I was flipping through a pile of old CDs that I have around, though, and there’s a lot of evidence that Office isn’t nearly as effective a tool for domination through bundling. Anybody other than me remember Microsoft Vizact? What about PhotoDraw? (PhotoDraw actually made to a version 2.0) How ’bout the Office Photo Editor, which Dvorak so lamented? On the Mac side, FrontPage used to come with Office, but it’s dead now too.
There’s an even wider array of failures if you just count ancillary programs that connect to Office. Outlook Mobile Manager was discontinued, only to be replaced by Mobile Information Server, which was also discontinued.
As a developer, it’s scary to see Microsoft abandon so many platforms that presumably cost them millions of dollars to develop. But as an end-user, it’s a nice reassurance that there are still some balancing forces in the desktop productivity market.
There’s lots of other general productivity software that’s died on the vine at Microsoft, too. I used to sell Microsoft Profit, their small business accounting package that was written by Great Plains (in Visual Basic, no less!) about a decade ago as a precursor to Microsoft’s acquisition of the company. Some transparently defensive product acquisitions died, such as Liquid Motion, though that’s less of a surprise.
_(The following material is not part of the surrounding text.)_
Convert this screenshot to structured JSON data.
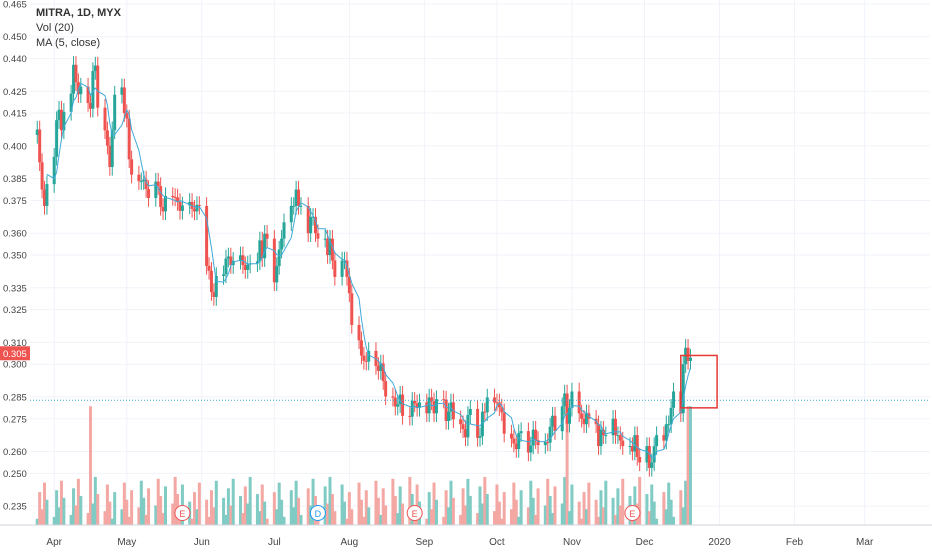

There are even failures of programs that were aimed at business users but shipped with Windows itself. Schedule + came with Windows 95 (and its precursor, Windows for Workgroups 3.11) but evaporated soon after.
Even the most ambitious bundling Microsoft has ever done, shipping the Microsoft Exchange client (later renamed Windows Messaging) with Windows 95, didn’t really go anywhere, and Microsoft ended up settling for Internet Mail and News, later renamed Outlook Express, as the primary messaging client on Windows machines.
Of course, being bundled with Office never hurt an app’s chances. And that’s a good thing, since some of the most creative and interesting apps Microsoft has done lately, such as InfoPath and, especially, OneNote, deserve a good chance. Interestingly, those two applications are the ones that companies are mostly likely to have to buy separately from their existing Office licenses, since they’re not bundled with the majority of the suites that Microsoft ships.